We intend for the workshop to try and make progress on one of the fundamental open questions about mixing times of Markov chains:

For some Markov chains, such as random walk on the hypercube, there is a sharp threshold for the mixing time, whereas for random walks on other graphs, such as a torus, there is no such sharp threshold. We expect that the workshop will investigate whether that there is a sharp threshold if the relaxation time is of a lower order of magnitude than the mixing time. This is analogous to a criterion of Aldous for concentration of the cover time. Another goal would be to obtain direct geometric criteria for a sharp threshold in important families of Markov chains, such as random walks on the permutation group Sn (shuffling models) and Glauber dynamics for the Ising model and for proper coloring on a finite graph of n vertices. A related question for these two families is to characterize when the mixing time is of order n log(n).
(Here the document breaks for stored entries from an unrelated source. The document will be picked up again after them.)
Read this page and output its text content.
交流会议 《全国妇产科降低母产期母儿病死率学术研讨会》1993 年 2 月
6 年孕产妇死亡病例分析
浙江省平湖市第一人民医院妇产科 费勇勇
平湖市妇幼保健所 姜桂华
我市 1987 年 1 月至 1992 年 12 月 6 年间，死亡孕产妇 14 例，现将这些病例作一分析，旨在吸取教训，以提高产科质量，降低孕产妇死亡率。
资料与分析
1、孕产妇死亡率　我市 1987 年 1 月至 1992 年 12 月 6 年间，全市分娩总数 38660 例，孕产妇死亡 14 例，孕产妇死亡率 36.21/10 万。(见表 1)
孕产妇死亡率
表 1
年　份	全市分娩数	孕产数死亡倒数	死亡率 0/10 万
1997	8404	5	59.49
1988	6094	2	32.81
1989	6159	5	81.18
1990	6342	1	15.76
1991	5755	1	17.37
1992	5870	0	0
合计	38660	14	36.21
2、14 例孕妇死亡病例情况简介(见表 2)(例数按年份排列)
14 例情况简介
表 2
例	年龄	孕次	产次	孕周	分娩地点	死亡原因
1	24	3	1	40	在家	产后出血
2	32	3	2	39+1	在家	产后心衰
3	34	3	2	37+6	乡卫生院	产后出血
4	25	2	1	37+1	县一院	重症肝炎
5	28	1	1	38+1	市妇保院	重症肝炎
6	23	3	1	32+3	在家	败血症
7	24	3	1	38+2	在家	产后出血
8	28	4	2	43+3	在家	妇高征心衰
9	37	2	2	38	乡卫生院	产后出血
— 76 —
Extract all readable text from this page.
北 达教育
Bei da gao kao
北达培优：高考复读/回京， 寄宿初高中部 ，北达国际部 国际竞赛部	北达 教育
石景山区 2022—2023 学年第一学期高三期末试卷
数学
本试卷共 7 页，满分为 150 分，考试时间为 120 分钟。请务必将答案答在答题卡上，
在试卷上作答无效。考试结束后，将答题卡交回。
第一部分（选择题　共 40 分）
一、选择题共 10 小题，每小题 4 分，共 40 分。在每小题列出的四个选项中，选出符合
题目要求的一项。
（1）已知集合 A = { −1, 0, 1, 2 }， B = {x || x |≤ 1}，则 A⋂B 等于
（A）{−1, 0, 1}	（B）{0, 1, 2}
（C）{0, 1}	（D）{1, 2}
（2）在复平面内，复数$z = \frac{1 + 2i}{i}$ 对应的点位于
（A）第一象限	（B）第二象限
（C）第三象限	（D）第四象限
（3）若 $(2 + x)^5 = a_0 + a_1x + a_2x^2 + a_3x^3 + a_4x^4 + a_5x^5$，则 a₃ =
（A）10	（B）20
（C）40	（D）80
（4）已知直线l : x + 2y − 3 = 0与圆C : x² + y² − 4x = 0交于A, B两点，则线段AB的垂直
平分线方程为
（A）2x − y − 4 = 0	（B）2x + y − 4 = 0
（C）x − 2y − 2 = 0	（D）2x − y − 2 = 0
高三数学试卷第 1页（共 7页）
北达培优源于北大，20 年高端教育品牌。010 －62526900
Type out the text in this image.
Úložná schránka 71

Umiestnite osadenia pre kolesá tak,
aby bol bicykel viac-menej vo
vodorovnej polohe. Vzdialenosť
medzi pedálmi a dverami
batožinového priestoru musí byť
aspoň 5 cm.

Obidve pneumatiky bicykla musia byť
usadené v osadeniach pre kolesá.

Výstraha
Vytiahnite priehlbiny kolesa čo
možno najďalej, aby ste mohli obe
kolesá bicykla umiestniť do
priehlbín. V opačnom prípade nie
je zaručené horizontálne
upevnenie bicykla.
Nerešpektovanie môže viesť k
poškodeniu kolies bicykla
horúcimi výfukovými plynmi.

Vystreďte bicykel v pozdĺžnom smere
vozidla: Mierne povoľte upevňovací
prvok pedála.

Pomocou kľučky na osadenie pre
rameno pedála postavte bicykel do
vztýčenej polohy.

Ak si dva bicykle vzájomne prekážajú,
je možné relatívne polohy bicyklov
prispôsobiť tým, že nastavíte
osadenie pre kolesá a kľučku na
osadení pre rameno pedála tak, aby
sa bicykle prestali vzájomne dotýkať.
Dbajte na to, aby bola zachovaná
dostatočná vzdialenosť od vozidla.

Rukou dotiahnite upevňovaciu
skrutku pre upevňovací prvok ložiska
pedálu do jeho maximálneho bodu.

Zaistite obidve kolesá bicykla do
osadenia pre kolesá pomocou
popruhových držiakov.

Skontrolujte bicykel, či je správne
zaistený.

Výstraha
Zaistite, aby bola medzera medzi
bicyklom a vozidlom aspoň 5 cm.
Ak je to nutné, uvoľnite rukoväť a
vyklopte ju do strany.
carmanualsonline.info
Because these questions have applications in such a wide variety of fields, a rich variety of techniques have been developed to study mixing times, including: probabilistic methods involving martingales, large deviations, and coupling; analytic methods involving spectral gap estimates, log-Sobolev inequalities and hypercontractivity; combinatorial methods involving canonical paths, flows and optimal cutsets; and geometric ideas relating isoperimetric inequalities to eigenvalues of the Laplacian. By bringing together experts on a variety of these different techniques, we hope that perhaps some of them can be combined or modified to obtain the necessary insights into the problems.

The workshop will differ from typical conferences in some regards. Participants will be invited to suggest open problems and questions before the workshop begins, and these will be posted on the workshop website. These include specific problems on which there is hope of making some progress during the workshop, as well as more ambitious problems which may influence the future activity of the field. Lectures at the workshop will be focused on familiarizing the participants with the background material leading up to specific problems, and the schedule will include discussion and working sessions.

Invited participants include D. Aldous, L. Babai, G. Ben Arous, F. Chung, R. D'Souza, A. Dembo, P. Diaconis, J. Fill, A. Gamburd, N. Gantert, S. Goel, S. Goldwasser, T. Hayes, A. Karlin, G. Kordzakhia, M. Mihail, B. Morris, E. Mossel, A. Nachmias, Y. Peres, A. Puha, P. Ralph, D. Randall, D. Revelle, L. Saloff Coste, C. Schoolfield, D. Shah, S. Sheffield, A. Sinclair, P. Tetali, V. Vu, E. Wilmer, D. Wilson, P. Winkler, and D. Zhan.

The deadline to apply for support to participate in this workshop has passed.